I'm not sure about the tracking efficiency, particularly for electrons, below that value. I'd try to see this thing working above it and then loosen if things are going well.
I not only don't object, I would be very grateful if you would!
I'd prefer having the same TCK as actually ran in the pit if possible, since the TCK is a useful shorthand for "running period" for studies. That's less relevant for this line than for other lines but I don't see the real advantage of the opposite choice either.
I agree, the TCK is what ran in the pit, not sure why it should be different here.
I think the second option might be better, yes, in particular if the rate is low. Since these events will be mainly used for debugging, meaning you aren't really going to be filling histograms from them but rather profiling, running sanitizers, etc. So you will by construction need to rerun on these events many times, which is not the typical workflow even for calibration jobs offline. Then I think it can be fairly annoying to have to skip past a bunch of calibration triggers every time you do this. If we don't isolate them I guess anyone actually using them will make a job to write a subset to a separate file for convenience anyway, so why not do this for them centrally.
What other kinds of events will populate Hlt2Calib? It isn't obvious to me that we want to put events which could (by construction) cause processing problems together with other kinds of calibration events. I understand small streams are not good for transfer to offline but isn't this a bit of a special case?
Since I'm having a boring Sunday shift let me add my 2 cents -- these types of pathological events can be quite interesting for understanding reconstruction corner cases.
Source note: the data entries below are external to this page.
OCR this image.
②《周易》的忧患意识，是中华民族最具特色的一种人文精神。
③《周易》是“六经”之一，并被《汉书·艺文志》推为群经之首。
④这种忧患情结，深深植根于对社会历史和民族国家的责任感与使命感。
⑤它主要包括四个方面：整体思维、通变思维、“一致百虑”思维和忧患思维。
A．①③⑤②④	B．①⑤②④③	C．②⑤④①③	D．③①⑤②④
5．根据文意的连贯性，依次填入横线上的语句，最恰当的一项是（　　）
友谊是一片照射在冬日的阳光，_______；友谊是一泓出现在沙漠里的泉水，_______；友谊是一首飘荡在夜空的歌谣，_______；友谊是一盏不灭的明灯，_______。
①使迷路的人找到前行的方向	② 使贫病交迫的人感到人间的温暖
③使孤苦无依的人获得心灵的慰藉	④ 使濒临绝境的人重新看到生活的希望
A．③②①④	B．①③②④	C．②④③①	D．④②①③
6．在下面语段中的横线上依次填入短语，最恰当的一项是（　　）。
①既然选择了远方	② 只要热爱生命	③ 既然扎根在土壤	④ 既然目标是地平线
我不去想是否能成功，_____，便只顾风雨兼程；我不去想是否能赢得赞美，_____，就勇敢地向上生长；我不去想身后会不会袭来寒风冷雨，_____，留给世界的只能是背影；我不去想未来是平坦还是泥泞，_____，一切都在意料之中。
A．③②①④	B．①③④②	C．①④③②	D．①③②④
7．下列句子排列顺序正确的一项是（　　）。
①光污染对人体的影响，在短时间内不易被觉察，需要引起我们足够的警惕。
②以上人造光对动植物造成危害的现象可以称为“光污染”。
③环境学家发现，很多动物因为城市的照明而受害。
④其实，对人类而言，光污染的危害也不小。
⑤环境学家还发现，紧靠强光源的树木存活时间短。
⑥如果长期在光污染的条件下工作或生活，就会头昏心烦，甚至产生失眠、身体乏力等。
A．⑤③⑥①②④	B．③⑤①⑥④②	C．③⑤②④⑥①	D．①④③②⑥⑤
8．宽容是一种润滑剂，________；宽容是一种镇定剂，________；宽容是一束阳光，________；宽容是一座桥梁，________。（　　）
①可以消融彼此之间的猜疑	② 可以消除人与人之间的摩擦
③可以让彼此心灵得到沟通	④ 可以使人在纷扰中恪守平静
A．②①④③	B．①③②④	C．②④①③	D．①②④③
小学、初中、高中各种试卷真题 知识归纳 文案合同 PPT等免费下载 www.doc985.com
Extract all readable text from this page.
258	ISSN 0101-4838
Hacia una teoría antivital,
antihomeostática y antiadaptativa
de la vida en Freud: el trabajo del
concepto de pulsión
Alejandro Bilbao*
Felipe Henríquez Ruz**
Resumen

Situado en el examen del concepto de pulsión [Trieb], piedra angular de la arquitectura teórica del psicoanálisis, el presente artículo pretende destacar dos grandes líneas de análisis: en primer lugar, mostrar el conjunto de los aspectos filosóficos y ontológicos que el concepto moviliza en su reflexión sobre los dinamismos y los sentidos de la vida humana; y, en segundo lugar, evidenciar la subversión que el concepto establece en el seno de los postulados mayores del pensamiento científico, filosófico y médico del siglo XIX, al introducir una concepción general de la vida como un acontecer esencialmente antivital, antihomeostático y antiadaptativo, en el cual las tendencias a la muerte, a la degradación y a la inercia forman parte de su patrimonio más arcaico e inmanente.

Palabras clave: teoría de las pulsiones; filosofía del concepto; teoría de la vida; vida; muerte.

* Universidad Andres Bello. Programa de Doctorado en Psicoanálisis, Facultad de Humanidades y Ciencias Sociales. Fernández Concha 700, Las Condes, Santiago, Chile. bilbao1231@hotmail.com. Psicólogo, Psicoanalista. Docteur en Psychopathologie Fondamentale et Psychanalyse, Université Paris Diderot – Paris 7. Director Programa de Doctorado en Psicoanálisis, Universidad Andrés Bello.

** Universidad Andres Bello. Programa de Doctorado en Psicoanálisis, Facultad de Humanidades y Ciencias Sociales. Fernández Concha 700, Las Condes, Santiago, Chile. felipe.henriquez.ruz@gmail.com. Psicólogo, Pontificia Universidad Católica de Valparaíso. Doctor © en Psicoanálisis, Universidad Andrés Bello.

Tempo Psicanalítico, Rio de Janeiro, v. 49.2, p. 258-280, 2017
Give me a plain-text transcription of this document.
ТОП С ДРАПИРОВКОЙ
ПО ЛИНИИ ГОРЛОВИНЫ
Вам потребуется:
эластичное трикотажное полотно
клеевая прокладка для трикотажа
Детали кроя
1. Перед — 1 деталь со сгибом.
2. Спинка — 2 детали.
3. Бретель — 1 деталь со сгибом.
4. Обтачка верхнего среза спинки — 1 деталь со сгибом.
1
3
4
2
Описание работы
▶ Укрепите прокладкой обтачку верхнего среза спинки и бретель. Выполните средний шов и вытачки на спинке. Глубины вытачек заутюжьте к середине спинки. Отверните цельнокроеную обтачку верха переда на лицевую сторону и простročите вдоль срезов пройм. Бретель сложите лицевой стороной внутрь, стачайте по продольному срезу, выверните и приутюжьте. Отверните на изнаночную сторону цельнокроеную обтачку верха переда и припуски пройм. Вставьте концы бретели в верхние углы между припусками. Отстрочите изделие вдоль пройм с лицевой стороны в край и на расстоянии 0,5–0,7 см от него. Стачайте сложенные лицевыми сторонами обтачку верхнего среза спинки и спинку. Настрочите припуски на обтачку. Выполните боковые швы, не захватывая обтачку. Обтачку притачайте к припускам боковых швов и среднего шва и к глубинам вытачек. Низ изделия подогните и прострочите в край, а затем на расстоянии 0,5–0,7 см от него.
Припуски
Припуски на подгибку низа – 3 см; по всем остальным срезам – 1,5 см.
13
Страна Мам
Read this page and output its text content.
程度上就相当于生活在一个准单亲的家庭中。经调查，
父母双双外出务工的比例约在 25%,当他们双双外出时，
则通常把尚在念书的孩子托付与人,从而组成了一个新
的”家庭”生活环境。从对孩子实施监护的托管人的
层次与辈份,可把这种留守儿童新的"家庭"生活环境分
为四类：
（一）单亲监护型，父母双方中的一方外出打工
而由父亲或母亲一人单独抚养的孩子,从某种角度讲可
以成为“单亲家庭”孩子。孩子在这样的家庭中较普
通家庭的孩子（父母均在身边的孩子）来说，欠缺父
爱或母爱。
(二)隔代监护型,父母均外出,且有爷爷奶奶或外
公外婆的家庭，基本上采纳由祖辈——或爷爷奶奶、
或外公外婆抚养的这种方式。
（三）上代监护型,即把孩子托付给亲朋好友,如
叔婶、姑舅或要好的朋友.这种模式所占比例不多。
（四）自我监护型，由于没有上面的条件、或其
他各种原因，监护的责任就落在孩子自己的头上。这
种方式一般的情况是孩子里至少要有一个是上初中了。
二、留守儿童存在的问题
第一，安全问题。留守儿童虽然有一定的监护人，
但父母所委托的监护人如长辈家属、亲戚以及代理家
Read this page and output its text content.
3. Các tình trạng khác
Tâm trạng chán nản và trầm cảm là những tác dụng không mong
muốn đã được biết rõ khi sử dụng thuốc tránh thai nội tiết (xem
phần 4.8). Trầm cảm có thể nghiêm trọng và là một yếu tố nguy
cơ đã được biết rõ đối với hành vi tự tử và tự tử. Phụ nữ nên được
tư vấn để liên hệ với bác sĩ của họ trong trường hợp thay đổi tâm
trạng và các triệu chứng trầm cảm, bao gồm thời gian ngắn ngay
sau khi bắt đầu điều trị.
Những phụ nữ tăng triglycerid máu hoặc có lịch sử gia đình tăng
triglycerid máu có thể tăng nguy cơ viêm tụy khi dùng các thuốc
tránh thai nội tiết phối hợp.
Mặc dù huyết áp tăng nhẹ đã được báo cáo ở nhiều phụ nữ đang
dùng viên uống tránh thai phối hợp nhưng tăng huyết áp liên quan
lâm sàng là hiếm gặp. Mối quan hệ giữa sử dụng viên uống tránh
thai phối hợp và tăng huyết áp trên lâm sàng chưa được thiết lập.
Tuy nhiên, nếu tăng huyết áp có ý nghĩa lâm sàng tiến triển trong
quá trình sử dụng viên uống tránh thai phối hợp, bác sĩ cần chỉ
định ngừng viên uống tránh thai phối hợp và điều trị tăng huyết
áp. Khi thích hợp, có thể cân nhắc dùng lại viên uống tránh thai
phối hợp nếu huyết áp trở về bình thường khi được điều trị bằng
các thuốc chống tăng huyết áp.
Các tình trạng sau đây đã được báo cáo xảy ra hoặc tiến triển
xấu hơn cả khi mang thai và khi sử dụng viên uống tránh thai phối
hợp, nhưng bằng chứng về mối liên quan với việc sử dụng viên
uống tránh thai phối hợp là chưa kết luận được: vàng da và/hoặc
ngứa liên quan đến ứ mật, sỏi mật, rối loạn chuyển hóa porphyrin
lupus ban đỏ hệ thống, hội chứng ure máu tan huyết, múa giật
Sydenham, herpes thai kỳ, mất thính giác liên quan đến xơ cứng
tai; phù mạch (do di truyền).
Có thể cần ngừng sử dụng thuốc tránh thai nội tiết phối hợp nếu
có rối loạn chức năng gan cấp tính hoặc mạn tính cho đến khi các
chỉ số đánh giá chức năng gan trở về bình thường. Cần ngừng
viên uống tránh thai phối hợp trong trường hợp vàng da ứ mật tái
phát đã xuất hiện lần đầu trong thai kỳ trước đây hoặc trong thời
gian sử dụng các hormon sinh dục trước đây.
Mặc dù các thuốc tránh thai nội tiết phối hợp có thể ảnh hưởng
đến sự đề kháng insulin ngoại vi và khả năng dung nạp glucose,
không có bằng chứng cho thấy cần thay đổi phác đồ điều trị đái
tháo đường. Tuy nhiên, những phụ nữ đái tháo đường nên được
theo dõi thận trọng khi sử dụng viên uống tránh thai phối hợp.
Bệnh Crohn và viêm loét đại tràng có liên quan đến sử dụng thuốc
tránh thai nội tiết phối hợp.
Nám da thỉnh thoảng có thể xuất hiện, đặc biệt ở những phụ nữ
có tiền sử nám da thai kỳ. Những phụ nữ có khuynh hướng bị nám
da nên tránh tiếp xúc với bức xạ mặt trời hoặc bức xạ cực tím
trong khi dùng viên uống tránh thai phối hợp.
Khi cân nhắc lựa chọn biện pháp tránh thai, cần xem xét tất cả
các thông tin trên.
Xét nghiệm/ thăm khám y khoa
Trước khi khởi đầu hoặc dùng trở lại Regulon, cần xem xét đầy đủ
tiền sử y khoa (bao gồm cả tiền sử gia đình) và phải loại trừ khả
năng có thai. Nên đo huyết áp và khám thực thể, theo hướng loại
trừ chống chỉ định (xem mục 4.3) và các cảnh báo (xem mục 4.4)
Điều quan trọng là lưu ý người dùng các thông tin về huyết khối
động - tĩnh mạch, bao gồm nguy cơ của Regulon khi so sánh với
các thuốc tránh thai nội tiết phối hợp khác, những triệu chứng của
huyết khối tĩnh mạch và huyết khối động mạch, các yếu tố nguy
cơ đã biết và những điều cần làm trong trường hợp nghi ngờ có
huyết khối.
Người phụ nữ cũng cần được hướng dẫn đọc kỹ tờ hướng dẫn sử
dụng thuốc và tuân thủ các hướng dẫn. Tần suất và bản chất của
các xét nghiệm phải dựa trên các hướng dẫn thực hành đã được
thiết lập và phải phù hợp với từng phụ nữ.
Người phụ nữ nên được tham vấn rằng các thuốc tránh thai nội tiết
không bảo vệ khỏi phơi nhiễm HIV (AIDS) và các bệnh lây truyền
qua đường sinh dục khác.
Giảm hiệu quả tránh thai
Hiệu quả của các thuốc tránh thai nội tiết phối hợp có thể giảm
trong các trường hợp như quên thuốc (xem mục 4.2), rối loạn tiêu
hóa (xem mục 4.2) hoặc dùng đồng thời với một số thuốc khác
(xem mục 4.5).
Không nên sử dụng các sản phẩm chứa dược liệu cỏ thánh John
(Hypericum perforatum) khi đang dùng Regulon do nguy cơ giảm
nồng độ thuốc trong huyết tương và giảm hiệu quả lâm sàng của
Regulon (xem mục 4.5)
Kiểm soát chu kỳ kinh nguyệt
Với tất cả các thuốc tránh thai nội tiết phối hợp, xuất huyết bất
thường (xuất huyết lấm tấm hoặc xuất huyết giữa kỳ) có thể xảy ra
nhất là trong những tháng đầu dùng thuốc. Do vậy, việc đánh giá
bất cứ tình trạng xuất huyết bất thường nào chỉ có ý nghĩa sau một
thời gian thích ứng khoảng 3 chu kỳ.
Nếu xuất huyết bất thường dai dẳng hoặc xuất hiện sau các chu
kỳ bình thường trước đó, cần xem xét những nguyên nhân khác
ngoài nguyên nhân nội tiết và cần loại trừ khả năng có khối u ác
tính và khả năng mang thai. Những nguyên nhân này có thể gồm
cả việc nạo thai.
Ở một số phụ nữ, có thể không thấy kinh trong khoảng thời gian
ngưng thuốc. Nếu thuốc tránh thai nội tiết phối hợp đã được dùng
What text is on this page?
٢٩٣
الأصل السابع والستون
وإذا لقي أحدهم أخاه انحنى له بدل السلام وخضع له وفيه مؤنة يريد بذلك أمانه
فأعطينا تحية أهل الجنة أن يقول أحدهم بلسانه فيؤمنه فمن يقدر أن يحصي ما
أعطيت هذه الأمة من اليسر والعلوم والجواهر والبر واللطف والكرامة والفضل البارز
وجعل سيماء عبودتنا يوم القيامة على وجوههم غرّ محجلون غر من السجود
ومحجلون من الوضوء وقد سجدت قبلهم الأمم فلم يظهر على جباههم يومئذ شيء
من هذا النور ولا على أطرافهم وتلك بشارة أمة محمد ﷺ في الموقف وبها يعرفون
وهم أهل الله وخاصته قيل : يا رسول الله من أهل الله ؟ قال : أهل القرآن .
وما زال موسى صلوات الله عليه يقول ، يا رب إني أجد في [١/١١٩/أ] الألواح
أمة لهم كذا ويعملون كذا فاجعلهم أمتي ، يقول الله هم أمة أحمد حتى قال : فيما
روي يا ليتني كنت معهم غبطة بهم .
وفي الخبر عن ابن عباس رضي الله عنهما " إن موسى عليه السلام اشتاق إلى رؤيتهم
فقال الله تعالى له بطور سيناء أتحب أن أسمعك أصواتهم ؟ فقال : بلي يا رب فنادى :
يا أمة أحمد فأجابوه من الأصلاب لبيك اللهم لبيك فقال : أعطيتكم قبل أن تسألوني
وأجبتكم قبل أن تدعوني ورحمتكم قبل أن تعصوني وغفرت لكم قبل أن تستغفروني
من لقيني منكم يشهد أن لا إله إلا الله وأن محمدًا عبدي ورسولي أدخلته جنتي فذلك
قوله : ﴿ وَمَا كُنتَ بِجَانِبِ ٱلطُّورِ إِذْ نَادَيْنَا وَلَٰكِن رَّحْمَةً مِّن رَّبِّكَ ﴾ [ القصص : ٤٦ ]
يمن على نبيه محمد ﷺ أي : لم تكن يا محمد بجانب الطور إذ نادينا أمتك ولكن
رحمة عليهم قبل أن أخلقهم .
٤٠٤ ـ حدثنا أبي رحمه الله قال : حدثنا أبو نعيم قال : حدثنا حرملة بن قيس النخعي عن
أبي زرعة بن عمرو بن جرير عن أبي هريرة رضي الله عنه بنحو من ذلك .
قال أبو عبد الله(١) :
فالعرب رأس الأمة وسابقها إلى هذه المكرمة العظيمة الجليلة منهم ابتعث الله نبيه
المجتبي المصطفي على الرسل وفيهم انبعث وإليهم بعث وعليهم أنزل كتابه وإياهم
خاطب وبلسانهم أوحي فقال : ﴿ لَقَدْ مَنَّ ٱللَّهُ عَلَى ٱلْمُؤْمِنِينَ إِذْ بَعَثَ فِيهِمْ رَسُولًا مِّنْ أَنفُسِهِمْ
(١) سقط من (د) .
In the past we had events which blew up the reconstruction time or memory budget for various reasons, one which I remember were collimated jets produced from material interactions resulting in huge numbers of ghosts. Anyway it would be nice if they could be permanently archived in a dedicated offline disk area so they can be easily accessed for later studies. This assumes their rate will be very small, but if that turns out not to be the case we probably have bigger issues anyway.